Earlier in the summer, on one of my days off, I noticed that there was an Estate Sale on Main Street.  I decided that I'd go check it out.  While I was there I purchased some vintage Christmas ornaments.  I had purchased a couple of ornament wreaths at a holiday craft show last year...

...and thought that I might like to make one of my own - for cheap; either to give away or to sell or to keep, not sure which.

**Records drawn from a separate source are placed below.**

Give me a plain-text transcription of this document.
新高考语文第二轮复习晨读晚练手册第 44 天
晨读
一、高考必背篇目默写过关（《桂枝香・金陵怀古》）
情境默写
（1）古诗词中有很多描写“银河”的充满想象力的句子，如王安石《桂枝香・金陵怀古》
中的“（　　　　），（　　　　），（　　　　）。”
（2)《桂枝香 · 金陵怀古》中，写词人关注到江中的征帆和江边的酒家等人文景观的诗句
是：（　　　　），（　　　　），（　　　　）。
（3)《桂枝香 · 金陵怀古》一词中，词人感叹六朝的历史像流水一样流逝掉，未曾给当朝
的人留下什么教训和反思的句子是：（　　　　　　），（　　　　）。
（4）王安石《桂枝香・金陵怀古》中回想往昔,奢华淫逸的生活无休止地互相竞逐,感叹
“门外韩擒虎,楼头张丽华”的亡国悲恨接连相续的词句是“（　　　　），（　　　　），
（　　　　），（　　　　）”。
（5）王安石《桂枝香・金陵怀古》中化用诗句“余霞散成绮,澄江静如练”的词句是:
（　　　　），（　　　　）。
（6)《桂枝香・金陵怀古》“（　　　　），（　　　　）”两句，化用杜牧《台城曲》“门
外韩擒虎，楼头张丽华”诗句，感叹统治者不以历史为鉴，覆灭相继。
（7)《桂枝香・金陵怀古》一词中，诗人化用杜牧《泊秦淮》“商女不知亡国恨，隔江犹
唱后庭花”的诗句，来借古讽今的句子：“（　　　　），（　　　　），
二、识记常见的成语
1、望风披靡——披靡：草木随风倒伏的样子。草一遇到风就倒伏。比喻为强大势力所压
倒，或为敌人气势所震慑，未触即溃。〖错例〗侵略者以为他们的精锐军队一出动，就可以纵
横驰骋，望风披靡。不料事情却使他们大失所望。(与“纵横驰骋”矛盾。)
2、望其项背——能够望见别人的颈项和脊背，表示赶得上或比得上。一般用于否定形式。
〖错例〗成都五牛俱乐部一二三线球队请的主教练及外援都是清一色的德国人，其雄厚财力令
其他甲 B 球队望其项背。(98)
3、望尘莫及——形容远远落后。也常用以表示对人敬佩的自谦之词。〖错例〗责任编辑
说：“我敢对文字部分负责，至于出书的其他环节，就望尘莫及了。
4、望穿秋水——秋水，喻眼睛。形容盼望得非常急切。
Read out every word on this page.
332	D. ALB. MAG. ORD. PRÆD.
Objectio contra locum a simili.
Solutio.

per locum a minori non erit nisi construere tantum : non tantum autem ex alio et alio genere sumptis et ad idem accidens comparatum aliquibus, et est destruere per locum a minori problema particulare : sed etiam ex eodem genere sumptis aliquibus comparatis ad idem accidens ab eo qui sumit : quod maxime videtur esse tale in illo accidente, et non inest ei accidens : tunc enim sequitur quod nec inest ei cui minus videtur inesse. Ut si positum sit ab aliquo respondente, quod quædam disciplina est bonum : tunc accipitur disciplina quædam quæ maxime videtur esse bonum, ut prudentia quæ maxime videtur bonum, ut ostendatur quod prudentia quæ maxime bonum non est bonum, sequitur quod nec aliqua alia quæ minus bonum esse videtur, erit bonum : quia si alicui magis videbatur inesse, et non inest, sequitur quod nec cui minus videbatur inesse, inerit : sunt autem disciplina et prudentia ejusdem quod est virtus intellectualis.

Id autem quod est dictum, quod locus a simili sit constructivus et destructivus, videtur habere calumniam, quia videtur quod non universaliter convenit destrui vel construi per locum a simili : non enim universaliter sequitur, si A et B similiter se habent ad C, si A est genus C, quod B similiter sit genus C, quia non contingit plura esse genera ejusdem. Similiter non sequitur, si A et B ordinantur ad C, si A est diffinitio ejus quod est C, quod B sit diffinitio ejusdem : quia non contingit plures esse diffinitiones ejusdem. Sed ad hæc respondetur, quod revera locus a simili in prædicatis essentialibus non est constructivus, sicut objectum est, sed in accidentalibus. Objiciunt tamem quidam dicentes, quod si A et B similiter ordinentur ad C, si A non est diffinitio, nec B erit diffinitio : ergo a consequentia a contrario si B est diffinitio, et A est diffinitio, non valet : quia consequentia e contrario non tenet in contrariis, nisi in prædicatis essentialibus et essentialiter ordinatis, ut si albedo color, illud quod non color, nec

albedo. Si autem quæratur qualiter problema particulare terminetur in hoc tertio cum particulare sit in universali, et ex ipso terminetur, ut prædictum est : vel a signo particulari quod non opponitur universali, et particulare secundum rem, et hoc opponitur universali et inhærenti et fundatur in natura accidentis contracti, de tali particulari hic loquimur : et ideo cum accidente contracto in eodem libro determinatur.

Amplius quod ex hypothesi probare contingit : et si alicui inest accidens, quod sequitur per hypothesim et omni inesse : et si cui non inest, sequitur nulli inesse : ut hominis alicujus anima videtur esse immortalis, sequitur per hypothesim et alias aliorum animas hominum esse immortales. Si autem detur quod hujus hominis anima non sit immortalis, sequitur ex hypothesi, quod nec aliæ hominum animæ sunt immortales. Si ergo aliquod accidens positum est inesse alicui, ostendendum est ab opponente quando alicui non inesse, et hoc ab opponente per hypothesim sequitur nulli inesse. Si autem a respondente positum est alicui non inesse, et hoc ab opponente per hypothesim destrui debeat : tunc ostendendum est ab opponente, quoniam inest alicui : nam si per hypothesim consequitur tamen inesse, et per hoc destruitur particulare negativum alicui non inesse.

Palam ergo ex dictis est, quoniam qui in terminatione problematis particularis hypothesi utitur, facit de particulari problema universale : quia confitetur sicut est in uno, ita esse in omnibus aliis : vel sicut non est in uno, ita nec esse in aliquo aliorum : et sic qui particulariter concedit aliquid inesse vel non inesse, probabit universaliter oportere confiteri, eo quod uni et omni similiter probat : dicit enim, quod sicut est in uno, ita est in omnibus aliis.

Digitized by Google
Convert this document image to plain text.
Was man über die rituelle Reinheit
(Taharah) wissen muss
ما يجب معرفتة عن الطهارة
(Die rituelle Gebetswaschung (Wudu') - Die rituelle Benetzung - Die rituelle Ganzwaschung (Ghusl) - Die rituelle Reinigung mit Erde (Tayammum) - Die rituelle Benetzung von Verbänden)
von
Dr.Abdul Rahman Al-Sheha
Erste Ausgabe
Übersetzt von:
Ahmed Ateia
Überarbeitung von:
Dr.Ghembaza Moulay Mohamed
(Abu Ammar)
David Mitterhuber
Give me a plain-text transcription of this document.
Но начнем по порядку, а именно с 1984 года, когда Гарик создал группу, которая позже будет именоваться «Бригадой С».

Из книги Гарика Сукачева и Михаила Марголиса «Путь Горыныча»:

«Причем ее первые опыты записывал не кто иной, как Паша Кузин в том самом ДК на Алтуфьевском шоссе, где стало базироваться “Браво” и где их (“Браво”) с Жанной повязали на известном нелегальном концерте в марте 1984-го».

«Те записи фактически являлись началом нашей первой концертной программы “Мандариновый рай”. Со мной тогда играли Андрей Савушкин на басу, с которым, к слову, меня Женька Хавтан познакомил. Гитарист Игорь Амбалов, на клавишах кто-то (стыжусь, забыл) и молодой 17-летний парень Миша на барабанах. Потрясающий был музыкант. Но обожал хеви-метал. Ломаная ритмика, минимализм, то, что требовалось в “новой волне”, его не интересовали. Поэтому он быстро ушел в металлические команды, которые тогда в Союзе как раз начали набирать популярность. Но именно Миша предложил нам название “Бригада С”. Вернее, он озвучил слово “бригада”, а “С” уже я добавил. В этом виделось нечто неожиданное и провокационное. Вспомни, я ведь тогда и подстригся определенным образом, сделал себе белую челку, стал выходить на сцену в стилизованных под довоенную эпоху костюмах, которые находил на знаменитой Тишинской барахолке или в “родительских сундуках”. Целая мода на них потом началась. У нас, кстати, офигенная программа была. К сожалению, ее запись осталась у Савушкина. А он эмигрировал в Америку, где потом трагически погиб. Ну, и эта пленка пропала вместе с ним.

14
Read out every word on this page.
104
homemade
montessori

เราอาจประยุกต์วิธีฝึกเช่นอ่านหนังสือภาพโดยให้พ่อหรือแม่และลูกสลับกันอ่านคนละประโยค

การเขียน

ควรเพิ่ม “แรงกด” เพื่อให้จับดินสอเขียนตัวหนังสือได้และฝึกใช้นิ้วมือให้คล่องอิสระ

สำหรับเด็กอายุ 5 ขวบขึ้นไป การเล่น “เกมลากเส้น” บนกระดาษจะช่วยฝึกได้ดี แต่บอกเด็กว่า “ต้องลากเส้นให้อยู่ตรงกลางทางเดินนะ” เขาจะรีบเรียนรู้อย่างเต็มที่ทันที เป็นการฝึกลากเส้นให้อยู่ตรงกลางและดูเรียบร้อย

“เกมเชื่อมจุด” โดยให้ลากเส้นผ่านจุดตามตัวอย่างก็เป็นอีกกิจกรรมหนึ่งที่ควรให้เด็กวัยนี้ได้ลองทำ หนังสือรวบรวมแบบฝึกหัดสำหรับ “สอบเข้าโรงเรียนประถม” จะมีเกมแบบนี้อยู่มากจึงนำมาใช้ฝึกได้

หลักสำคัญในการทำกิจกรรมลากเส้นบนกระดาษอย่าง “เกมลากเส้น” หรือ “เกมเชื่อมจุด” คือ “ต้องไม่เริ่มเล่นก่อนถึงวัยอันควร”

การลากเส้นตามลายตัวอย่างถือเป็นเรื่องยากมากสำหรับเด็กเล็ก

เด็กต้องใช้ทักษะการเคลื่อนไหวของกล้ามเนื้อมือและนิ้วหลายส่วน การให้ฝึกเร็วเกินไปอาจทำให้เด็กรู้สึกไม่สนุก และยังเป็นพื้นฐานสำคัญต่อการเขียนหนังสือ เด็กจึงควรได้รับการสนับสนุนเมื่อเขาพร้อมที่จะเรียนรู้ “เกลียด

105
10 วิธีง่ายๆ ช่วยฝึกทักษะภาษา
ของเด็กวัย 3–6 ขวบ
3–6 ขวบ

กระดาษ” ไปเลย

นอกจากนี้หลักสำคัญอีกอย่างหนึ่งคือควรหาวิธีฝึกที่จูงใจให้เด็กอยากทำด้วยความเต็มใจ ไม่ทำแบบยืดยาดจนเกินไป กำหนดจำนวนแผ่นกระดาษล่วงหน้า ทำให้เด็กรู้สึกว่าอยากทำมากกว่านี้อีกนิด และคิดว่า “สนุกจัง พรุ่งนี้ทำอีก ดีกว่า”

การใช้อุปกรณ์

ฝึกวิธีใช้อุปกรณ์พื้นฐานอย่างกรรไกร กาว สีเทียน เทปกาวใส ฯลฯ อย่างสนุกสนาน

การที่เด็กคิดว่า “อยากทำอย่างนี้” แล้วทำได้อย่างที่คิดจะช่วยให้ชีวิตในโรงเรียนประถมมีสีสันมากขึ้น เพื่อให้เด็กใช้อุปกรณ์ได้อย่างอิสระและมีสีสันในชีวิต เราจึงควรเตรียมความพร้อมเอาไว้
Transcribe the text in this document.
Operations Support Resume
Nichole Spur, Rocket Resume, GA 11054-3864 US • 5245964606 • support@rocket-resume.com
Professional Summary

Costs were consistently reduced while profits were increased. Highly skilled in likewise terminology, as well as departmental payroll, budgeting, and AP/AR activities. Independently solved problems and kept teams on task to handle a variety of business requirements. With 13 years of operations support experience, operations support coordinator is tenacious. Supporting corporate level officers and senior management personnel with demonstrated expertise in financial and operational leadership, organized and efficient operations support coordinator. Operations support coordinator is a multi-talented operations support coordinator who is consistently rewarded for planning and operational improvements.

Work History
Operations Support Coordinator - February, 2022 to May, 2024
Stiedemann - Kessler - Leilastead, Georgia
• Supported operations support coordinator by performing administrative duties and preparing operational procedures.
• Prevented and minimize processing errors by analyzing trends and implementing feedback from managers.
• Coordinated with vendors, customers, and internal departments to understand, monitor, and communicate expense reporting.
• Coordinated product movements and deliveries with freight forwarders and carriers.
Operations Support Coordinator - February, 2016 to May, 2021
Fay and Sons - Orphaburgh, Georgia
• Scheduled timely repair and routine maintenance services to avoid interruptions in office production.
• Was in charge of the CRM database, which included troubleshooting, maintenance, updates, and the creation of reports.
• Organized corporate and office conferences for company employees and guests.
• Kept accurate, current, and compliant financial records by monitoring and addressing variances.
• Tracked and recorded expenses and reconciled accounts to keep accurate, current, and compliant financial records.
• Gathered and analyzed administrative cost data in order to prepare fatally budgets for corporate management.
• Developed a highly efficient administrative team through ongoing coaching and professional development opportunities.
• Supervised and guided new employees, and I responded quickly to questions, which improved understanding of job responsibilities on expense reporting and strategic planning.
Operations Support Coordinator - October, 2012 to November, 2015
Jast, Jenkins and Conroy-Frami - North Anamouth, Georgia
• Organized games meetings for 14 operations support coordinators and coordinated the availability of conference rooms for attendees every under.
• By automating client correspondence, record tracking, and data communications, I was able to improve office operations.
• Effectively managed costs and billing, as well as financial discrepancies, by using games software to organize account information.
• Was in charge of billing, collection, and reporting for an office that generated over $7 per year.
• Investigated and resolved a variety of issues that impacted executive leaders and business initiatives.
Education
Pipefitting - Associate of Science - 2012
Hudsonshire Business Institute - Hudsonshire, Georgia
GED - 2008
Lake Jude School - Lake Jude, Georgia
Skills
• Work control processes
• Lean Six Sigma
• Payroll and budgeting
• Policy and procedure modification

These two wreaths were made by my SIL's friend from Richmond, MI.

On Labor Day weekend when we were on a camping trip that got rained and colded out, there happened to be an Estate Sale going on in that little "Thumb" town.  I convinced Jerome and our friends to stop and I was able to score even more vintage glass ornaments.

Then I thought that the Salvation Army might be a good place to go and check out to see what they had.  I scored big time because little did I know, everything was 1/2 off that day.  So, 149 ornaments cost me just under $9!

So, I created a spreadsheet with the colors and sizes and tried to figure out what color wreath I could make with all the different color ornaments that I bought.  The final choice was Blue, Pink, Silver; with hints of red and green.  I used a preformed (extruded) styrofoam wreath that I purchased at Michael's.  I ended up using 102 different size glass bulbs:
I thought that a good place to start gluing the bulbs was kind of in the middle of the wreath, but soon learned that it would have been MUCH easier to start from the bottom and work my way up.  And as usual, I waited until AFTER my first wreath to do a search on the internet to see if there were any instructions for making these types of wreaths...and of course, there are plenty.  I could give step by step instructions, but I would just be mimicking this persons blog.  I followed her instructions with the next wreath:
Only I would change the type of wreath base that she used.  She used one of those fake evergreen wreaths that you can buy at Michael's, but it makes the structure of the wreath very flexible and no amount of glue will keep everything tight.  Bulbs won't fall off, but it just seems not to be structurally sound.  So, from now on, I will make the wreaths with just a regular styrofoam wreath base, which I wrap with tinsel-ly garland: 
Here's a shot of the back:
In fact, Jerome had a great idea; just purchase a large slab of styrofoam and cut our own wreaths from that using either an electric knife or a jigsaw.  From what I can tell, you can make 3 wreaths from one styrofoam slab, and save $8 - or more if you have a Michael's coupon.

After having made all of these wreaths, I thought I'd see if I could actually sell them, so I put them in my Etsy shop.  It only costs .20 cents to list an item and if it sells, then there are commission fees to pay, but they are very minimal.  Anyway, I've sold two in a week!  I hope they arrive safe and sound.
The next thing that I decided to tackle was something that I saw in a blog I follow; a teacup bird feeder.  Very simple and I had all the materials at home, so it turned out to be a 3 minute job with an overnight drying time for the glue.